Assessment of genes involved in behavior, learning, memory, and synaptic plasticity following status epilepticus in rats.

Objective: In this study, it was aimed to evaluate cognitive and behavioral changes after status epilepticus (SE) induced by pentylenetetrazole in immature rats via Morris water maze and open-field area tests and to assess alterations in expression of 84 key genes involved in synaptic plasticity after SE.

Method: The study was conducted on 30 immature rats (12-days old). The rats were assigned into groups as control and experiment (SE) groups. The SE was induced by pentylenetetrazole in 12-days old rats. In addition, experiment group was divided into two groups as mature (n = 8) and immature SE (n = 8) subgroups. Again, the control group was divided into two groups as mature (n = 7) and immature control (n = 7) subgroups. Hippocampal tissue samples were prepared, and expression of 84 key genes involved in synaptic plasticity was assessed in Genome and Stem Cell Center of Erciyes University before behavioral tests in immature rats (22-days old) and after open-filed area and Morris water maze tests in mature rats (72-days old) in both experiment and control groups.

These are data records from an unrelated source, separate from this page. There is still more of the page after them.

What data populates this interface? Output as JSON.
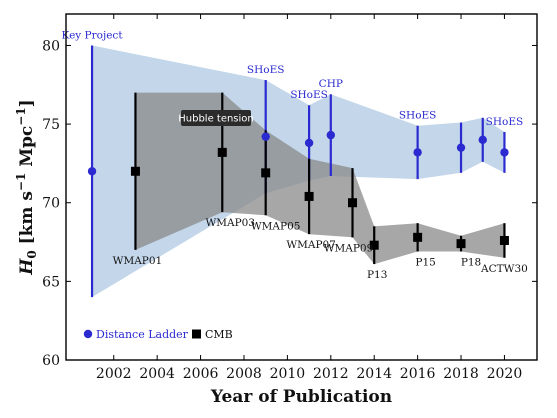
{
  "chart_data": {
    "type": "scatter",
    "title": "",
    "xlabel": "Year of Publication",
    "ylabel": "H_0 [km s^-1 Mpc^-1]",
    "ylabel_parts": {
      "base": "H",
      "sub": "0",
      "unit_open": " [km s",
      "exp1": "−1",
      "unit_mid": " Mpc",
      "exp2": "−1",
      "unit_close": "]"
    },
    "xlim": [
      1999.8,
      2021.5
    ],
    "ylim": [
      60,
      82
    ],
    "xticks": [
      2002,
      2004,
      2006,
      2008,
      2010,
      2012,
      2014,
      2016,
      2018,
      2020
    ],
    "yticks": [
      60,
      65,
      70,
      75,
      80
    ],
    "legend_placement": "bottom-left",
    "series": [
      {
        "name": "Distance Ladder",
        "color": "#2a2ad0",
        "marker": "circle",
        "points": [
          {
            "label": "Key Project",
            "x": 2001,
            "y": 72.0,
            "lo": 64.0,
            "hi": 80.0
          },
          {
            "label": "SHoES",
            "x": 2009,
            "y": 74.2,
            "lo": 70.6,
            "hi": 77.8
          },
          {
            "label": "SHoES",
            "x": 2011,
            "y": 73.8,
            "lo": 71.4,
            "hi": 76.2
          },
          {
            "label": "CHP",
            "x": 2012,
            "y": 74.3,
            "lo": 71.7,
            "hi": 76.9
          },
          {
            "label": "SHoES",
            "x": 2016,
            "y": 73.2,
            "lo": 71.5,
            "hi": 74.9
          },
          {
            "label": "",
            "x": 2018,
            "y": 73.5,
            "lo": 71.9,
            "hi": 75.1
          },
          {
            "label": "",
            "x": 2019,
            "y": 74.0,
            "lo": 72.6,
            "hi": 75.4
          },
          {
            "label": "SHoES",
            "x": 2020,
            "y": 73.2,
            "lo": 71.9,
            "hi": 74.5
          }
        ]
      },
      {
        "name": "CMB",
        "color": "#000000",
        "marker": "square",
        "points": [
          {
            "label": "WMAP01",
            "x": 2003,
            "y": 72.0,
            "lo": 67.0,
            "hi": 77.0
          },
          {
            "label": "WMAP03",
            "x": 2007,
            "y": 73.2,
            "lo": 69.4,
            "hi": 77.0
          },
          {
            "label": "WMAP05",
            "x": 2009,
            "y": 71.9,
            "lo": 69.2,
            "hi": 74.6
          },
          {
            "label": "WMAP07",
            "x": 2011,
            "y": 70.4,
            "lo": 68.0,
            "hi": 72.8
          },
          {
            "label": "WMAP09",
            "x": 2013,
            "y": 70.0,
            "lo": 67.8,
            "hi": 72.2
          },
          {
            "label": "P13",
            "x": 2014,
            "y": 67.3,
            "lo": 66.1,
            "hi": 68.5
          },
          {
            "label": "P15",
            "x": 2016,
            "y": 67.8,
            "lo": 66.9,
            "hi": 68.7
          },
          {
            "label": "P18",
            "x": 2018,
            "y": 67.4,
            "lo": 66.9,
            "hi": 67.9
          },
          {
            "label": "ACTW30",
            "x": 2020,
            "y": 67.6,
            "lo": 66.5,
            "hi": 68.7
          }
        ]
      }
    ],
    "bands": {
      "distance_ladder": {
        "color": "#b9cfe6",
        "upper": [
          [
            2001,
            80.0
          ],
          [
            2009,
            77.8
          ],
          [
            2011,
            76.2
          ],
          [
            2012,
            76.9
          ],
          [
            2016,
            74.9
          ],
          [
            2018,
            75.1
          ],
          [
            2019,
            75.4
          ],
          [
            2020,
            74.5
          ]
        ],
        "lower": [
          [
            2001,
            64.0
          ],
          [
            2009,
            70.6
          ],
          [
            2011,
            71.4
          ],
          [
            2012,
            71.7
          ],
          [
            2016,
            71.5
          ],
          [
            2018,
            71.9
          ],
          [
            2019,
            72.6
          ],
          [
            2020,
            71.9
          ]
        ]
      },
      "cmb": {
        "color": "#8a8a8a",
        "upper": [
          [
            2003,
            77.0
          ],
          [
            2007,
            77.0
          ],
          [
            2009,
            74.6
          ],
          [
            2011,
            72.8
          ],
          [
            2013,
            72.2
          ],
          [
            2014,
            68.5
          ],
          [
            2016,
            68.7
          ],
          [
            2018,
            67.9
          ],
          [
            2020,
            68.7
          ]
        ],
        "lower": [
          [
            2003,
            67.0
          ],
          [
            2007,
            69.4
          ],
          [
            2009,
            69.2
          ],
          [
            2011,
            68.0
          ],
          [
            2013,
            67.8
          ],
          [
            2014,
            66.1
          ],
          [
            2016,
            66.9
          ],
          [
            2018,
            66.9
          ],
          [
            2020,
            66.5
          ]
        ]
      }
    }
  },
  "tooltip": {
    "text": "Hubble tension"
  }
}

Results: No significant difference was detected in behavioral tests assessing spatial memory and learning among groups. Significant differences were detected, ARC (activity-regulated cytoskeleton-associated protein), BDNF (brain-derived neurotrophic factor), MAPK1 (mitogen-activated protein kinase 1), NR4A1 (nuclear receptor subfamily 4 group A member 1), PPP3CA (protein phosphatase 3 catalytic subunit alpha), RGS2 (regulator of G protein signaling 2), and TNF (tumor necrosis factor) gene expressions between control and experiment groups in immature rats whereas in ADCY8 (adenylate cyclase 8), BDNF (brain-derived neurotrophic factor), EGR4 (early growth response 4), and KIF17 (kinesin family member 17) gene expressions between control and experiment groups in mature rats.

Discussion: In this study, differences detected in gene expressions of synaptic plasticity after SE indicate in which steps of synaptic plasticity may be problematic in epileptogenesis. The gene expressions in this study may be considered as potential biomarkers; however, epileptogenesis is a dynamic process and cannot be explained through a single mechanism. Future studies on epileptogenesis and studies specifically designed to evaluate genes detected in our study will further elucidate synaptic plasticity in epilepsy and epileptogenesis.